HSA requires both be done all over again. The prior generation of APUs, Trinity and Richland, have separate memory regions for CPU and GPU, but Kaveri merges the memory space of the CPU and GPU. Where we used to copy memory from CPU to GPU memory space, page tables now dictate who controls what memory. Data can be moved by simply reassigning the page, if the kernel knows to do so. This is going to require changes to operating systems to better manage memory just like with the NUMA architecture from a decade ago. The OS may also need to update their process schedulers to understand the difference between scheduling time on the CPU vs the GPU.

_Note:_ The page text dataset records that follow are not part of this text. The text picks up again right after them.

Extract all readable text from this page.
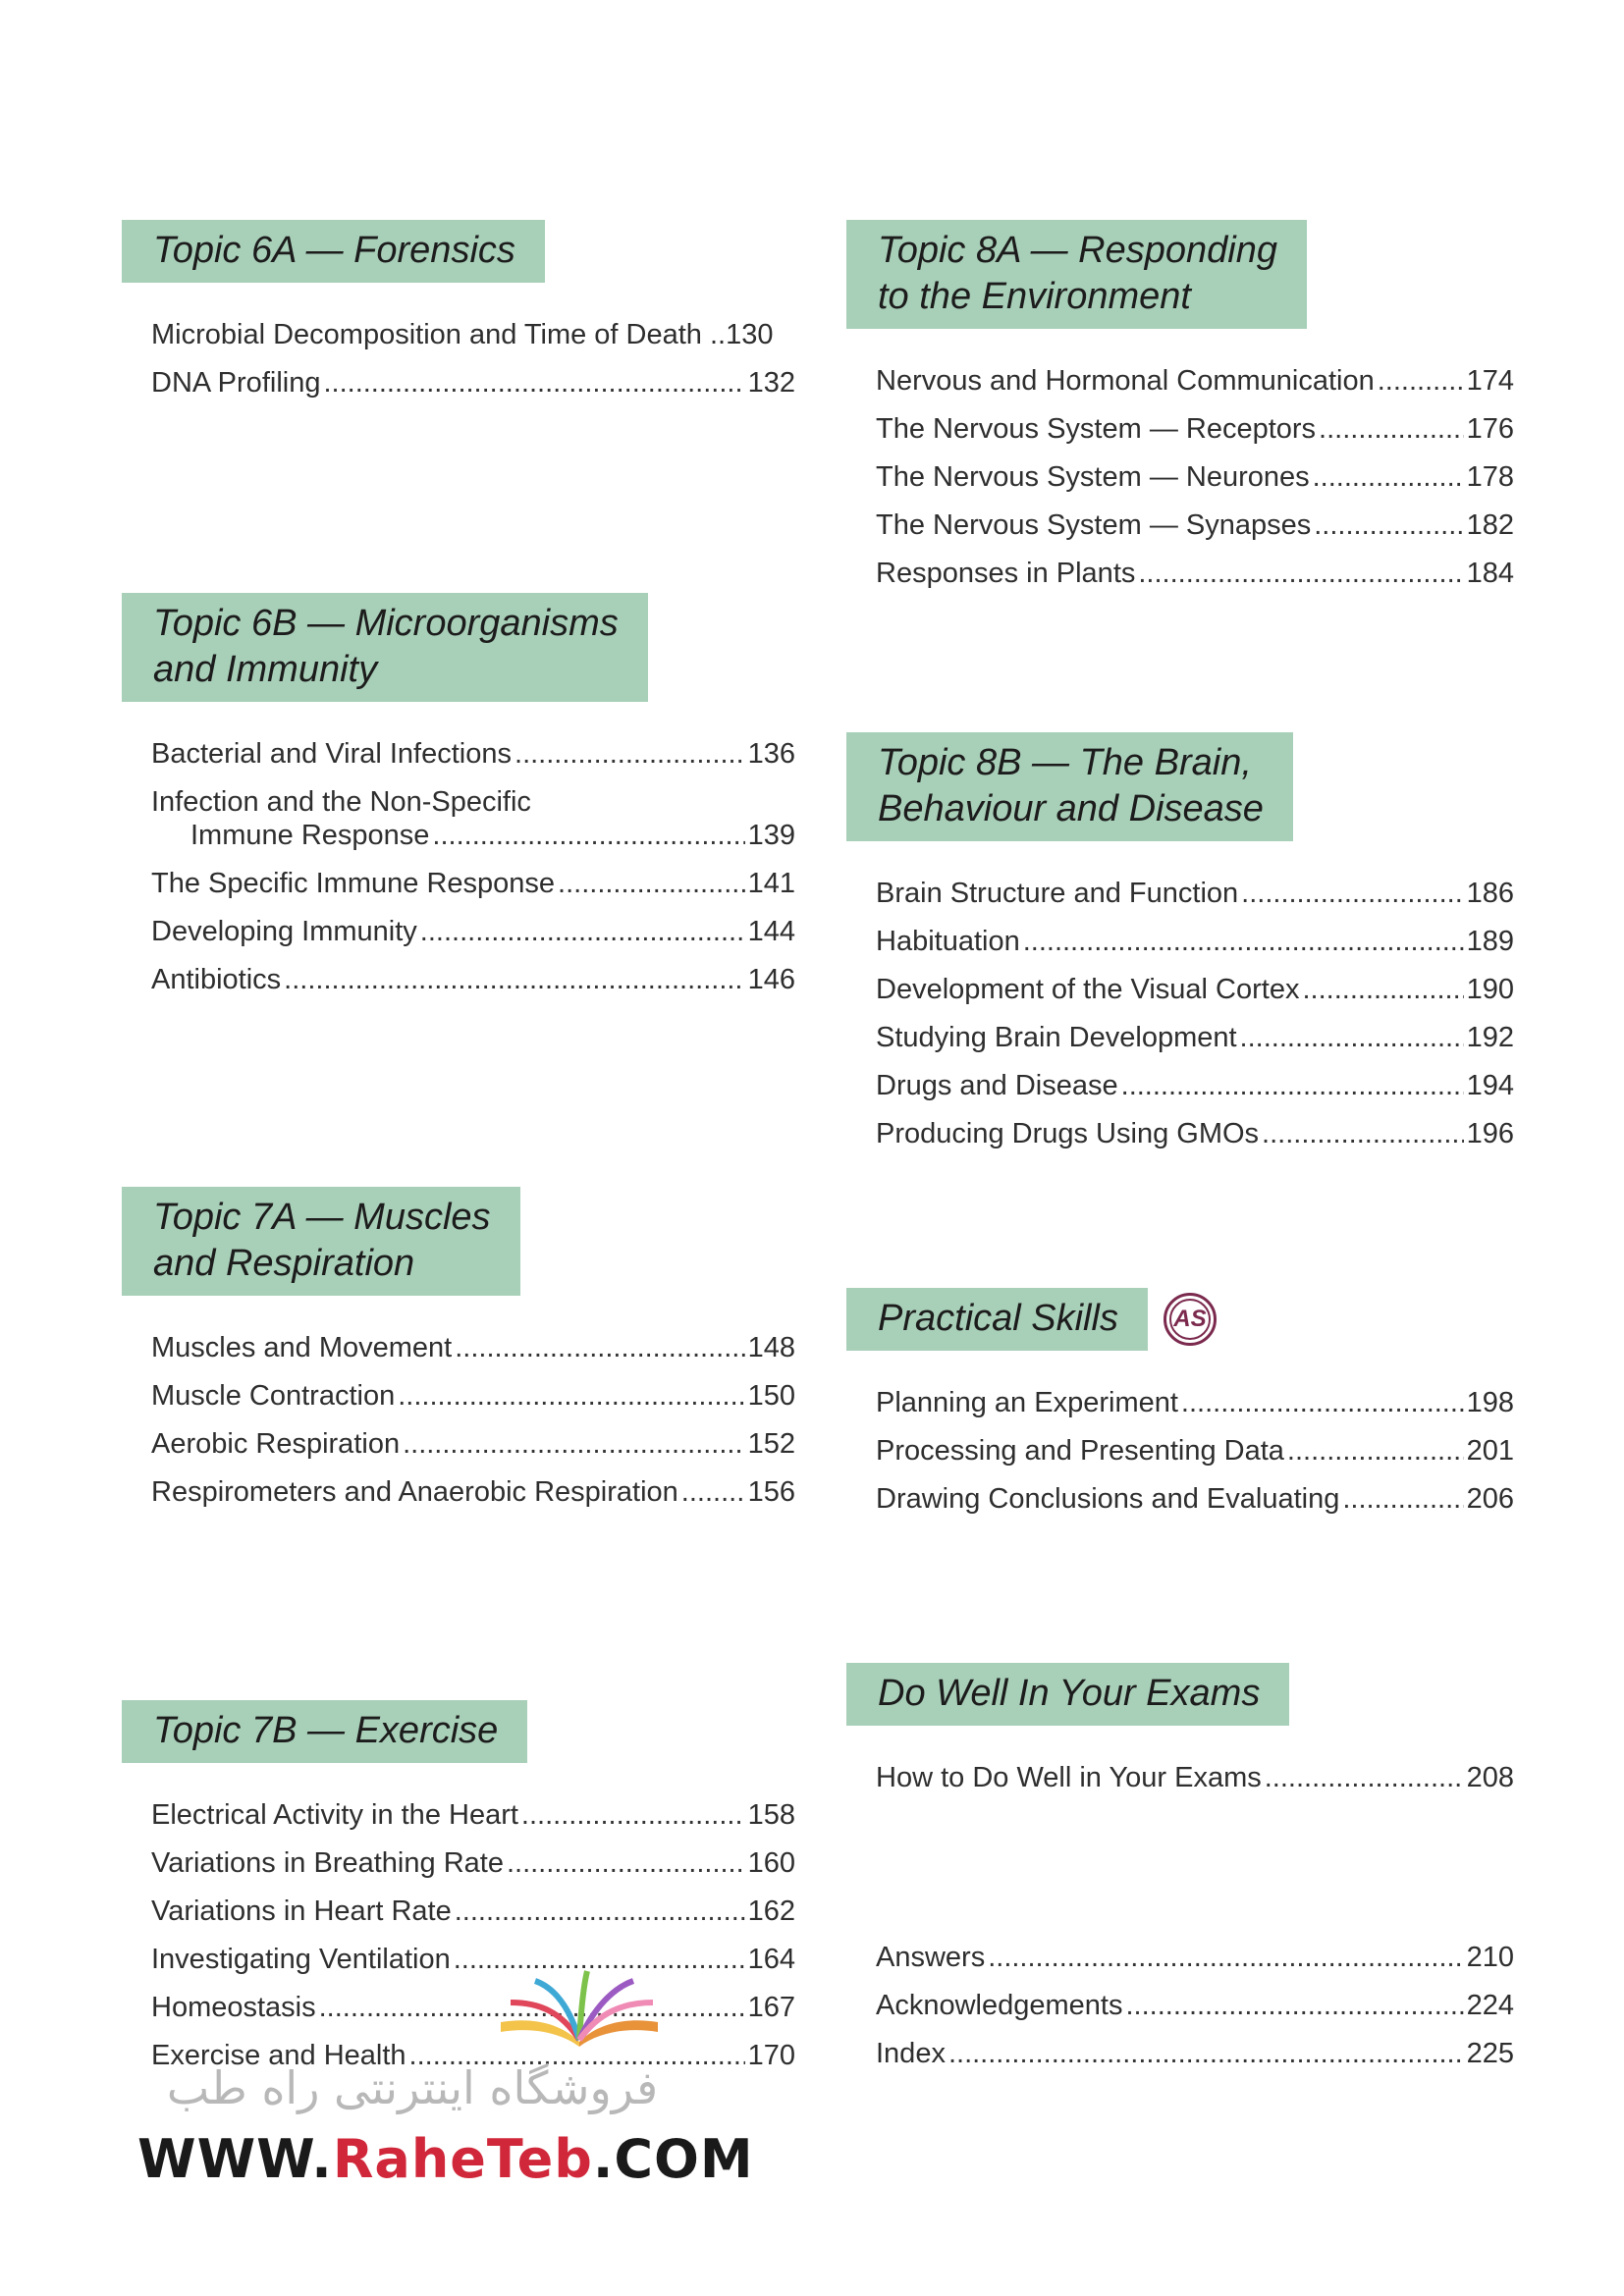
Topic 6A — Forensics
Microbial Decomposition and Time of Death .. 130
DNA Profiling .....	132
Topic 6B — Microorganisms
and Immunity
Bacterial and Viral Infections .....	136
Infection and the Non-Specific
Immune Response .....	139
The Specific Immune Response .....	141
Developing Immunity .....	144
Antibiotics .....	146
Topic 7A — Muscles
and Respiration
Muscles and Movement .....	148
Muscle Contraction .....	150
Aerobic Respiration .....	152
Respirometers and Anaerobic Respiration ..... 156
Topic 7B — Exercise
Electrical Activity in the Heart .....	158
Variations in Breathing Rate .....	160
Variations in Heart Rate .....	162
Investigating Ventilation .....	164
Homeostasis .....	167
Exercise and Health .....	170
Topic 8A — Responding
to the Environment
Nervous and Hormonal Communication .....	174
The Nervous System — Receptors .....	176
The Nervous System — Neurones .....	178
The Nervous System — Synapses .....	182
Responses in Plants .....	184
Topic 8B — The Brain,
Behaviour and Disease
Brain Structure and Function .....	186
Habituation .....	189
Development of the Visual Cortex .....	190
Studying Brain Development .....	192
Drugs and Disease .....	194
Producing Drugs Using GMOs .....	196
Practical Skills	AS
Planning an Experiment .....	198
Processing and Presenting Data .....	201
Drawing Conclusions and Evaluating .....	206
Do Well In Your Exams
How to Do Well in Your Exams .....	208
Answers .....	210
Acknowledgements .....	224
Index .....	225
فروشگاه اینترنتی راه طب
WWW.RaheTeb.COM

The last piece is to update software to run parallelizable, data-intensive code on the GPUs instead of the CPUs. If you think that doesn’t happen often, you obviously don’t use a web browser. Every time an image is loaded on a page, decompressing it can be accelerated by the GPU. SSL connections can be encrypted and decrypted in GPU faster than in CPU. Of course, video transcoding can be done in GPU far faster. However, this all depends on some updated build tools. The payoff promises to be big.

I own an old Trinity-based laptop and a lightweight Temash one. While Trinity can’t take advantage of the full HSA, it can leverage OpenCL implementations of key libraries, and the Temash’s 1GHz clock leaves it begging for a GPU assist. I’d love to see a performance boost from simply updating packages to versions with optimized GPU code. Looking forward, AMD has recently announced the laptop versions of Kaveri chips, and the A8-7600 will be out Real Soon Now™, which would be perfect for a new work laptop and a custom HTPC.

AMD has always been underdogs to Intel and I like to root for the little guy, even if AMD isn’t quite so little. Personally, I think HSA is an innovation that will change how we look at computing. It’ll be gratifying to see their work pay off. It’ll be exciting to write code for it.